Not to mention cute boots!

My favorite part of Fall? PUMPKIN! I consider the hunt for all things pumpkin a call-to-arms.

I give to you the Pumpkin Sea Salt Truffle. Truffles have always been the triathlon of recipes for me: meaning I could do it--I would just have to see it through.

So here goes!

Ingredients

  • 2 1/2 cup crushed vanilla wafers or graham crackers
  • 1 cup ground almonds (optional)
  • 2 1/2 teaspoons pumpkin pie spice
  • 2/3 cup sifted powdered sugar
  • 1 teaspoon vanilla extract
  • 2/3 cup LIBBY'S® 100% Pure Pumpkin
  • 1/3 cup apple juice (or cider for more spice)
  • At least 2 (12 ounce) bags chocolate morsels (I used white chocolate and cinnamon.)
  • 1 teaspoon vegetable oil
  • Sea salt

Directions

  1. Crush the vanilla wafers or graham crackers and then the almonds in a food processor until they are fine crumbs.
  2. In a large bowl, combine the crumbs, almonds, pumpkin pie spice, and then sift the powdered sugar on top. Lightly mix the dry ingredients.
  3. Add vanilla, pumpkin, and apple juice/cider. Mix well. (I just mixed by hand)
  4. Use a melon baller or a cookie scoop (be sure to lightly spray the scoop with non-stick spray) and form into 1" balls. Place balls on a foil covered (spray with non-stick spray) rack, cover with plastic wrap, and put in freezer (works better) or fridge to harden.
  5. Once hardened, use a double boiler to start melting the chocolate (add 1 tsp oil to make a smoother chocolate and prevent it from burning).
  6. Once chocolate is melted, remove pumpkin centers from fridge or freezer, use a fork (a fondue fork worked fairly well to pierce the centers) and cover each center in chocolate.
  7. Sprinkle with sea salt.
  8. Put the truffles back onto the covered racks and put back in the fridge to harden and dry the chocolate.
Recipe Musings

I don't have a double boiler, so I used a Pyrex glass dish on top of a shallow pan of water. Chocolate is extremely delicate, so you'll want to keep the water from actually touching the glass. For more information on melting chocolate, take a look at How To Melt Chocolate.
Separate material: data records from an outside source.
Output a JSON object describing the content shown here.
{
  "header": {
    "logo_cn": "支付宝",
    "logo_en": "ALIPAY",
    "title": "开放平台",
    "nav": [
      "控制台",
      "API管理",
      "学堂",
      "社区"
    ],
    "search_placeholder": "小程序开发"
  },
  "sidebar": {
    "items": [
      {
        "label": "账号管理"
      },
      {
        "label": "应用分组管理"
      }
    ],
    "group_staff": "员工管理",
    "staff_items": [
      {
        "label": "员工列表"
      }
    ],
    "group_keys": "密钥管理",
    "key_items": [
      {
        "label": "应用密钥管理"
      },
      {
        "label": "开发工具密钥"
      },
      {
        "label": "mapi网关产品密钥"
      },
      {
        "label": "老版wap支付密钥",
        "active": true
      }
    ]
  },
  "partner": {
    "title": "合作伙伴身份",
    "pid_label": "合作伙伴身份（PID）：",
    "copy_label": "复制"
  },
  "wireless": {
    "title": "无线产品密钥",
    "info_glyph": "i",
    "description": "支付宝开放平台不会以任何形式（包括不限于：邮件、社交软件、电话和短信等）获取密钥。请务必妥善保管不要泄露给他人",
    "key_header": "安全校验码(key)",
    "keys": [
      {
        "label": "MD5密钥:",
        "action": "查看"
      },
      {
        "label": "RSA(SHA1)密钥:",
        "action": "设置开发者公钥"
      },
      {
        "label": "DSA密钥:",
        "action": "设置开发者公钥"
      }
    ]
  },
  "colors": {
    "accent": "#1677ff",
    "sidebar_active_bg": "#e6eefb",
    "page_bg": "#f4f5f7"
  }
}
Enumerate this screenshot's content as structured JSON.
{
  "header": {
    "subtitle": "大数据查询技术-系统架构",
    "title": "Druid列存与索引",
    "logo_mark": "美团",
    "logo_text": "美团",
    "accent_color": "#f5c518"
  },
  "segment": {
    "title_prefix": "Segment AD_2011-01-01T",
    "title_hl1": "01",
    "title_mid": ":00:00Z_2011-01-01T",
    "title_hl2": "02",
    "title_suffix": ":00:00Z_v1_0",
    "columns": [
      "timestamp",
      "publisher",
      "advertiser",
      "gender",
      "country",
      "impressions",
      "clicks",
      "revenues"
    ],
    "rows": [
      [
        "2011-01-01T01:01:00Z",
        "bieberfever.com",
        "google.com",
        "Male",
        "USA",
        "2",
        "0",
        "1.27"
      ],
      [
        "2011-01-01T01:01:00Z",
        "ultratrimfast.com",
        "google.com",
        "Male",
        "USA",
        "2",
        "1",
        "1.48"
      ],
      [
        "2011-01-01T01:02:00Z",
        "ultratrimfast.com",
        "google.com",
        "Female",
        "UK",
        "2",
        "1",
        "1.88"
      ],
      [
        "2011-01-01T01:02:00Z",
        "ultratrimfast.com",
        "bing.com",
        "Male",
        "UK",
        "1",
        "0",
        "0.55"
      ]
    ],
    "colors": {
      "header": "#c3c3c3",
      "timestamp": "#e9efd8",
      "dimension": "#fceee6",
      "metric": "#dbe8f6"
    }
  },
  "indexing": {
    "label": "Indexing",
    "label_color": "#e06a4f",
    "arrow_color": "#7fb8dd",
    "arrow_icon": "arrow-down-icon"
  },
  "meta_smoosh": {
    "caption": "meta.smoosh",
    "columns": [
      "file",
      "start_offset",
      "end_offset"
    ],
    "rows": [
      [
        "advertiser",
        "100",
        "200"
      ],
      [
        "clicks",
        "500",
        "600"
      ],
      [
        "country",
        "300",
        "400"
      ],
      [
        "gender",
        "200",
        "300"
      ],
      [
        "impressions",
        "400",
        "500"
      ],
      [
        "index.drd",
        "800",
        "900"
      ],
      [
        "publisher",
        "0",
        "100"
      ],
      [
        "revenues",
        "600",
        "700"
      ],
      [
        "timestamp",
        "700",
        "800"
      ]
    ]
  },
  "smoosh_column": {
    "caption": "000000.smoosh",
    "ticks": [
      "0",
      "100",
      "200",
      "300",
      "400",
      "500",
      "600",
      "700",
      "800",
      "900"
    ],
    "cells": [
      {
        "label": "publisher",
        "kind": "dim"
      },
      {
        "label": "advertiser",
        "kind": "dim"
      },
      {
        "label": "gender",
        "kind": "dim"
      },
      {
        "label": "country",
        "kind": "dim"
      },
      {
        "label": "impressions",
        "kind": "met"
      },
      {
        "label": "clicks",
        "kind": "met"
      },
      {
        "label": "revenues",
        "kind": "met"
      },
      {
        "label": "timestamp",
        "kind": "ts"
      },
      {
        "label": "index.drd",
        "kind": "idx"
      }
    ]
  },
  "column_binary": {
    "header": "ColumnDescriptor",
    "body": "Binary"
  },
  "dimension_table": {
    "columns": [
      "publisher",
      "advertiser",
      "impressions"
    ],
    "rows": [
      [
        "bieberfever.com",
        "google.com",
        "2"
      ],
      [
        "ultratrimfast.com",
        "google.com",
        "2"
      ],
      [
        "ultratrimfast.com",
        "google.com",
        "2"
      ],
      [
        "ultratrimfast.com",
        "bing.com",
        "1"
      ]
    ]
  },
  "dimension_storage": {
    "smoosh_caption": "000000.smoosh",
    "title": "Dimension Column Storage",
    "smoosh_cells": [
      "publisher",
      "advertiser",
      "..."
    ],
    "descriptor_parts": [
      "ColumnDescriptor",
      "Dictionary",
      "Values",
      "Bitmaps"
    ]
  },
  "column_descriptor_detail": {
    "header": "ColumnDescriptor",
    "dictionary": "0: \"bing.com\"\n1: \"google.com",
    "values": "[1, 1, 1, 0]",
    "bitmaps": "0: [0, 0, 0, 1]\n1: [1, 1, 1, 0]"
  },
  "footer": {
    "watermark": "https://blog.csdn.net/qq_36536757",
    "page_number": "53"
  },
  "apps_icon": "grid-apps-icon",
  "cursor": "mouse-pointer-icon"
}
Although this recipe is time consuming, it is well worth the effort. The sea salt cuts some of the sweetness away from the truffle.

What recipes do you have for pumpkin?


Ready to be covered in chocolate!


Freezer ready!



FITD Food: Biscuits and Gravy

Being a Texas girl originally, I absolutely love biscuits and gravy. It is one of my go-to comfort foods especially as the cooler weather sets in. This recipe is also a favorite of my Beloved's.

Ingredients

  • 1 (16 ounce) can refrigerated jumbo buttermilk biscuits
  • 1 (9.6 ounce) package Jimmy Dean® sausage. (I prefer the sage-flavored.)
  • 1/4 cup flour
  • 2 1/2 cups milk (You can use skim milk.)
  • Salt and ground black pepper to taste

Directions

  1.  Bake biscuits according to package directions.
  2. Meanwhile, cook sausage in large skillet over medium heat  until thoroughly heated, stirring frequently.
  3. Stir in flour.
  4. Gradually add milk; cook until mixture comes to a boil and thickens, stirring constantly.
  5. Reduce heat to medium-low; simmer 2 minutes, stirring constantly. Season to taste with salt and pepper.
  6. Split biscuits in half. Place 2 halves on each of 8 plates; top with about 1/3 cup gravy.